What kind of data analytics tools are beneficial for the IT Lead, Internal Audit role at S&P Global?
Familiarity with data analytics tools is an advantage for the IT Lead, Internal Audit role at S&P Global. Specifically, experience with tools such as Alteryx, Power BI, and Tableau can enhance your application, as these tools are leveraged to improve the efficiency and quality of audit execution.
How important is experience with a Big 4 firm for the IT Lead, Internal Audit job at S&P Global?
While not a strict requirement, experience with a Big 4 firm is considered an advantage for the IT Lead, Internal Audit position at S&P Global. It suggests a strong foundation in audit methodologies and exposure to a wide range of complex environments, which can be valuable in this role.
What is the expected educational background for the IT Lead, Internal Audit position at S&P Global?
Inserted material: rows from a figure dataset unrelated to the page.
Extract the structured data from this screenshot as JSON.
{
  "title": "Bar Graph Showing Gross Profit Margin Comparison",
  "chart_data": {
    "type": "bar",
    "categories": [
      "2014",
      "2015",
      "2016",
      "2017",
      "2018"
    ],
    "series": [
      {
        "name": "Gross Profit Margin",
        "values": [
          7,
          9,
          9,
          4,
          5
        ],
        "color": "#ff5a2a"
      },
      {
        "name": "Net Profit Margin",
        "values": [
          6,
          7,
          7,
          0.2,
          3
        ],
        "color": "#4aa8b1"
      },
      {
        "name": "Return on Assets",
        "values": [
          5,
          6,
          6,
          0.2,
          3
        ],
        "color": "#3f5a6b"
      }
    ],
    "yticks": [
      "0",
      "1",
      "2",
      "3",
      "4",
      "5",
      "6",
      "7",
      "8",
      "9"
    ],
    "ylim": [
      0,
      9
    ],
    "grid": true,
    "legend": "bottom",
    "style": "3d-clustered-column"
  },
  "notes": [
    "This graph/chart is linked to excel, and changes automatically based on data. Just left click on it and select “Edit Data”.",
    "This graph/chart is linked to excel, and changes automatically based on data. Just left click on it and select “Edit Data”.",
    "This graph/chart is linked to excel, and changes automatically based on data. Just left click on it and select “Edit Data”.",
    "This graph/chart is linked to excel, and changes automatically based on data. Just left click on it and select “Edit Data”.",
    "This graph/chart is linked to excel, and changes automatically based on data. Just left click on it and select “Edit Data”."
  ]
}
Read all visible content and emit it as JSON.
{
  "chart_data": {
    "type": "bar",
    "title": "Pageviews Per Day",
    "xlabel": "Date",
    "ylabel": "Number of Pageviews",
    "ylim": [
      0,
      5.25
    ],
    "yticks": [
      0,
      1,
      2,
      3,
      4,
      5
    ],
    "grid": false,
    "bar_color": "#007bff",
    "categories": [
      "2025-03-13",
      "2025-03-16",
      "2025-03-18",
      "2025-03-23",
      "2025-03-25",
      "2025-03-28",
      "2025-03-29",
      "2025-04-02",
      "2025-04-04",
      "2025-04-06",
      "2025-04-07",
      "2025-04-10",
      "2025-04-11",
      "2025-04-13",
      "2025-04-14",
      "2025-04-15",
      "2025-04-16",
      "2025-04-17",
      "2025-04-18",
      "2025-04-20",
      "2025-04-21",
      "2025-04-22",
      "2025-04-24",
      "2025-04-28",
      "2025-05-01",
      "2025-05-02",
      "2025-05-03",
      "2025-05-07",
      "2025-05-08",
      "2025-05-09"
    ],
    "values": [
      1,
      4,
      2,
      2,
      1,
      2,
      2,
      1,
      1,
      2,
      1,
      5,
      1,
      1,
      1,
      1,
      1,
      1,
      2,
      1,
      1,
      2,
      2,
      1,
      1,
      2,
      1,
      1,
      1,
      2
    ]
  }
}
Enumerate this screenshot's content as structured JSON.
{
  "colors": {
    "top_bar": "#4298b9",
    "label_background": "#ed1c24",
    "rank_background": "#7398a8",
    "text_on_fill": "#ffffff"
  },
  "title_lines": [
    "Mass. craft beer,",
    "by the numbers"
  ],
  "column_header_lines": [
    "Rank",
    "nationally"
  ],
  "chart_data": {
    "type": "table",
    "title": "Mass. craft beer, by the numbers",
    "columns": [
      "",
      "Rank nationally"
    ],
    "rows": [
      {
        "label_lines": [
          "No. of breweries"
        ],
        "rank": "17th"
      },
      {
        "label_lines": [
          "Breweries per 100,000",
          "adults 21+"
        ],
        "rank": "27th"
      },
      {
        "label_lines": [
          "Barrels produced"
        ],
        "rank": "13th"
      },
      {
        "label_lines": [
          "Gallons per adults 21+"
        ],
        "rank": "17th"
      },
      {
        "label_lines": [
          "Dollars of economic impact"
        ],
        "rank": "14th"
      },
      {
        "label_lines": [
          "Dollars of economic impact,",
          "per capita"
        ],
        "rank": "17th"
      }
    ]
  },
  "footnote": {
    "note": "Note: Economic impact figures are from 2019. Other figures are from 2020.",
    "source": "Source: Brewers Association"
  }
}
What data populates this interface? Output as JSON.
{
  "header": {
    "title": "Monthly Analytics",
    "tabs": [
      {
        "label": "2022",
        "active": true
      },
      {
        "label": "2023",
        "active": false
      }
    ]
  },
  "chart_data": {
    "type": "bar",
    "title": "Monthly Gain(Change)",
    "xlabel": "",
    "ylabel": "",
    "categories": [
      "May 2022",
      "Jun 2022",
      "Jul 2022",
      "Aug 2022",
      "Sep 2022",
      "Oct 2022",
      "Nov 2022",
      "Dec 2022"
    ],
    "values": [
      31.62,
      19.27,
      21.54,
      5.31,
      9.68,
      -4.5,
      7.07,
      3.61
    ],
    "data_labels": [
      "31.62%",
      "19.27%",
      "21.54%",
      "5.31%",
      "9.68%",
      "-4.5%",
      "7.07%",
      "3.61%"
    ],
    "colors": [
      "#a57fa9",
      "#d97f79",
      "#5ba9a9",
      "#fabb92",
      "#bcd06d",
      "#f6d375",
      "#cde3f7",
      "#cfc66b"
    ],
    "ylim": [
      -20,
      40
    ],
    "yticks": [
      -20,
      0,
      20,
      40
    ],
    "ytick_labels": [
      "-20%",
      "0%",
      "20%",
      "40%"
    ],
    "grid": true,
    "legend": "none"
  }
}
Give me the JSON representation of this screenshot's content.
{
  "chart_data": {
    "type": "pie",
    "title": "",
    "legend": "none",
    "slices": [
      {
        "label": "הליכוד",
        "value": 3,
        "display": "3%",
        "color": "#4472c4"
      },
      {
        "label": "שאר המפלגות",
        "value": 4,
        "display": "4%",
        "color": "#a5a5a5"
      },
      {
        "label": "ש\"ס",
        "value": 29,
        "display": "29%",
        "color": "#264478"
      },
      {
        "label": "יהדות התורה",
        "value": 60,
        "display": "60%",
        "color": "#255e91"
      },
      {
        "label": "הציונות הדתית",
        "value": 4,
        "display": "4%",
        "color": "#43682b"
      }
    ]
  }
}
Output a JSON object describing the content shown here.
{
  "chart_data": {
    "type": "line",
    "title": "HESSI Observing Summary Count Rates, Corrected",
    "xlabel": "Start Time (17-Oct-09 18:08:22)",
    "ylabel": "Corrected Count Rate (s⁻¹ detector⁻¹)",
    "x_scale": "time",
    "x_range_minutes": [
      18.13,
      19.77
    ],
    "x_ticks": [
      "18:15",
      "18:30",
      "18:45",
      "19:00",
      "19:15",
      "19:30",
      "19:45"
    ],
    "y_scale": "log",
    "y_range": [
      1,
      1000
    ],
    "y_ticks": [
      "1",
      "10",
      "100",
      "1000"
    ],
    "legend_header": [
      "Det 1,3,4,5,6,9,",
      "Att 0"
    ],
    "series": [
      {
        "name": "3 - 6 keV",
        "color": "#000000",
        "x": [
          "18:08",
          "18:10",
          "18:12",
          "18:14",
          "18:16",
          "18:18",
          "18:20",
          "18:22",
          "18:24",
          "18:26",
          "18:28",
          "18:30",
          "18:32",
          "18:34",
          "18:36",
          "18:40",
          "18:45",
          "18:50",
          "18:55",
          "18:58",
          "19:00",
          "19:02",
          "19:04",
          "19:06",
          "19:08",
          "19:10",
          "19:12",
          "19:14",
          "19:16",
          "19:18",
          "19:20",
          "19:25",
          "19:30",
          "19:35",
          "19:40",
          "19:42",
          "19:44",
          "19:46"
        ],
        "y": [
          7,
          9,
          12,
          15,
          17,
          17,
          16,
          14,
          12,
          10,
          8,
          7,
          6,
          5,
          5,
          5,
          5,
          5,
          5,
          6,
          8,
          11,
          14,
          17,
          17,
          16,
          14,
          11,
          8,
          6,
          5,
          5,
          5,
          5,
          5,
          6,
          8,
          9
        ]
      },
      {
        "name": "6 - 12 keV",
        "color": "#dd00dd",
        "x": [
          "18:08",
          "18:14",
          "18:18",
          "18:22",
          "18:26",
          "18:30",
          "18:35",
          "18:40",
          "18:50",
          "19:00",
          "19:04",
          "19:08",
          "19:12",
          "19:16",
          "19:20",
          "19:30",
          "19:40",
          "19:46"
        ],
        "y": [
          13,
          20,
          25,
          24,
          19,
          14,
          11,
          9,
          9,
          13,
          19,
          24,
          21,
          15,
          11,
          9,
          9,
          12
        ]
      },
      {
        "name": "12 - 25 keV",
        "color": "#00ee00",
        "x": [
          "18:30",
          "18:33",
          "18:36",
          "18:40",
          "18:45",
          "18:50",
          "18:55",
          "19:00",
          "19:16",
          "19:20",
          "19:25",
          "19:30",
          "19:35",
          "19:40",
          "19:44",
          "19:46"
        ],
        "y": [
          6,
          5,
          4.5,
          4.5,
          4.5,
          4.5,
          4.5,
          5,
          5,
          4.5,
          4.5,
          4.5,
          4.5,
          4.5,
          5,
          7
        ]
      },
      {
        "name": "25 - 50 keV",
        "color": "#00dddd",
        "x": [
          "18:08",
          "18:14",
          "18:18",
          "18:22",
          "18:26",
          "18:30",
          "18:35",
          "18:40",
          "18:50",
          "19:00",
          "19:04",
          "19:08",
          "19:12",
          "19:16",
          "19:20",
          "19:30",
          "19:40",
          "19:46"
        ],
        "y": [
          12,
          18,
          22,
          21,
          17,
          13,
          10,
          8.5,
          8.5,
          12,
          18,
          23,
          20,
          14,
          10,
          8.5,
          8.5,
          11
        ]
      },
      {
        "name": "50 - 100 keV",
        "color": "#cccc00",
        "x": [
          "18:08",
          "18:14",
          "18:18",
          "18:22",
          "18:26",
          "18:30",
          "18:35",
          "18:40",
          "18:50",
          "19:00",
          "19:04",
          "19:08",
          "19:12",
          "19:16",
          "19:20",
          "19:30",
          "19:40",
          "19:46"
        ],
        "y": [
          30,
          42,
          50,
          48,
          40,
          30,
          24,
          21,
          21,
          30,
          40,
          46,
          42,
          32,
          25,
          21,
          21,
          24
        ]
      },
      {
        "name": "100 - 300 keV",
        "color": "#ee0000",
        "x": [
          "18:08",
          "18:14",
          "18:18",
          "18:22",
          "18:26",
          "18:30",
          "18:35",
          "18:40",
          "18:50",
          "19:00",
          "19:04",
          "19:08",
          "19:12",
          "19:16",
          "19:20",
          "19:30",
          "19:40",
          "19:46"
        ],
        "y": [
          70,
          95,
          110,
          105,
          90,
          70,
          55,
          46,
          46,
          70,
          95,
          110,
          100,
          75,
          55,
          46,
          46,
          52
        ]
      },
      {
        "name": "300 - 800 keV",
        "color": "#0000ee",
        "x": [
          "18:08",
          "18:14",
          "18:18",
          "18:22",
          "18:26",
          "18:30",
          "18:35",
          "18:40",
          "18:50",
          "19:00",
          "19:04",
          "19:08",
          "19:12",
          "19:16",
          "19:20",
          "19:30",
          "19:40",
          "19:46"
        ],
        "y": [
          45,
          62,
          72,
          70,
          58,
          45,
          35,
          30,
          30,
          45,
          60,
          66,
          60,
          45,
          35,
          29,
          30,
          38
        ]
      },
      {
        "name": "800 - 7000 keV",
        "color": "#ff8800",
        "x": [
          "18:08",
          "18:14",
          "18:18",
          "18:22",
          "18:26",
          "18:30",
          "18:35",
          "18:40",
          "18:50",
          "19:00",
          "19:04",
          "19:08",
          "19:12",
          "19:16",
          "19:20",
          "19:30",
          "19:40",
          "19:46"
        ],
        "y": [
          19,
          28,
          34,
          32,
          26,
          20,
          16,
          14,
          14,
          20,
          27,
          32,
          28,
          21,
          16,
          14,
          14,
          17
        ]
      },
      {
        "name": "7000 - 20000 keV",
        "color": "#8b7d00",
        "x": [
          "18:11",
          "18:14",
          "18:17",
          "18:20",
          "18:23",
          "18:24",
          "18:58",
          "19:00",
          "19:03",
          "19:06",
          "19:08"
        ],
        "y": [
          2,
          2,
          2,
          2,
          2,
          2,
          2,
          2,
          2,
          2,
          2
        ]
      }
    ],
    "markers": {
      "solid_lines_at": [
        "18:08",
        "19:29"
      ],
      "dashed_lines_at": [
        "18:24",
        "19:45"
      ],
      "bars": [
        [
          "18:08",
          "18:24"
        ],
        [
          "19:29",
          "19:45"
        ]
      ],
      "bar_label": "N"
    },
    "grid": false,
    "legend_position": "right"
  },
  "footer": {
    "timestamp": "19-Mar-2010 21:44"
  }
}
The basic qualification for the IT Lead, Internal Audit position at S&P Global is a Bachelor's or Master's degree in Information Technology, Computer Science, or a related major. This foundational education is important for understanding the technical aspects of the role.
How does S&P Global leverage AI and data analytics in its Internal Audit function for this role?
S&P Global aims to leverage cutting-edge digital capabilities, including AI and data analytics practices, to improve its audit activities. For the IT Lead, Internal Audit role, this means utilizing these technologies to enhance the efficiency and quality of audit execution, identify vulnerabilities, and refine internal audit processes.
What are the primary responsibilities of the IT Lead, Internal Audit at S&P Global?
The primary responsibilities for the IT Lead, Internal Audit at S&P Global include leading application security audits, conducting comprehensive security audits (including penetration testing), executing end-to-end audits, reviewing outcomes with auditees, leveraging data analytics and automation, and staying informed about emerging security threats and best practices.